Beyond this, PARAKEET also:

  • Proposes the use of a hosted service which advertisers would pay for access to, creating a clear conflict between the monetary interest of the host (e.g. Microsoft) and the user’s interests;
  • Uses specific interest, location, and user-agent data as identifiers instead of FLoC’s cohort hash, making it potentially more identifiable out-of-the-box,
  • Requires trust in the opaque, hosted service to strip data and to not collect any of this data itself.

So here we have a WICG proposal being pushed by a company almost as big as Google, with similar and in some ways worse privacy issues as FLoC. But here’s where it gets concerning: in stark contrast to FLoC, as far as I can tell, there’s only one consumer-facing article that mentions PARAKEET in its headline at all — on a site specifically catering towards fans of Microsoft, and it still mentions FLoC in the headline as well. Clearly, news outlets don’t think PARAKEET is as marketable of a topic as FLoC, but why?
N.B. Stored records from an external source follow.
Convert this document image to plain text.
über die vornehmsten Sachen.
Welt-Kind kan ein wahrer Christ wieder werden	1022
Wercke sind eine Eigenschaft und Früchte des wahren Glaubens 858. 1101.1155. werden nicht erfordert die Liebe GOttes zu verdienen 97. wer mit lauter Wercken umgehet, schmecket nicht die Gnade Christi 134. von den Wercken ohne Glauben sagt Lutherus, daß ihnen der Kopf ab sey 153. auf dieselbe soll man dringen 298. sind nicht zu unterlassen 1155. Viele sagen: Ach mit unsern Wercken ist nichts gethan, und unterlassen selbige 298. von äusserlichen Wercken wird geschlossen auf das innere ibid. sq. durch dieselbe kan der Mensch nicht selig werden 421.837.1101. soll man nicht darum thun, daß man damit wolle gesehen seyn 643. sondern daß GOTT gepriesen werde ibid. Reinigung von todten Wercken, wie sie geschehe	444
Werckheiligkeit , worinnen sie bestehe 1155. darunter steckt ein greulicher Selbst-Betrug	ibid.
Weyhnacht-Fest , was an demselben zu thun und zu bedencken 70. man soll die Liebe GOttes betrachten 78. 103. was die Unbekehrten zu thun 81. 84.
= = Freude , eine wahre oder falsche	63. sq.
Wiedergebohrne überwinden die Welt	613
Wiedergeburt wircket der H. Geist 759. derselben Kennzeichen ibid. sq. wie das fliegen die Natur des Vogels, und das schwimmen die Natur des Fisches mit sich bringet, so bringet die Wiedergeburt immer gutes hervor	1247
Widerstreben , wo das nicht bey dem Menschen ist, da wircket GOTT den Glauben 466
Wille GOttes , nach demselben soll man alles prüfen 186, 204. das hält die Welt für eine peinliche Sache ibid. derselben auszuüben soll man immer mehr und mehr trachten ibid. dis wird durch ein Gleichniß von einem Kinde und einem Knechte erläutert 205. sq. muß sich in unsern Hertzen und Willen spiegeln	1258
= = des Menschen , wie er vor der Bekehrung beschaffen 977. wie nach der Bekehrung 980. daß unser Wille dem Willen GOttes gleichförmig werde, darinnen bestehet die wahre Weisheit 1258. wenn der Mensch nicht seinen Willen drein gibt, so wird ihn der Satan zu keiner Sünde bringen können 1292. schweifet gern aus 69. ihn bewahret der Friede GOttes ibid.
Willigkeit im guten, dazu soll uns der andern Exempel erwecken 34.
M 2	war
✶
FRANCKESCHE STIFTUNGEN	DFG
Perhaps people think of modern-day Microsoft as a ‘good company’, while Google is the ‘big bad’. Or perhaps, to consider a conspiracy, FLoC is being purposefully used as a scapegoat to deter people from looking into other proposals. Maybe — likely — that wasn’t even the initial goal, but it evolved into that role over time.

Unfortunately, that doesn’t mean PARAKEET has gone completely unnoticed, because while consumer-facing articles are absent, there are actually numerous articles about it targeted at people in the advertising industry. Ad execs are catching on that FLoC may have a hard time surviving in anywhere other than mainline Chrome, and they’re clearly paying attention to their other options. So I decided to take a look and see what else we might’ve missed.

As it turns out, there are a shocking number of other proposals for interest-based advertising being considered by the WICG: TURTLEDOVE, FLEDGE, SPARROW, DOVEKEY, PARRROT, TERN, and PETREL, to name just some. And they all seem to have the same concerning property: several articles in ad-industry magazines and papers, and zero from mainstream news outlets. In fact, some of them are even sponsored by Google and still have little to no consumer articles.

So unfortunately, it seems that in a way FLoC has already accomplished its goal — it just wasn’t the same goal we (and probably Google) initially thought.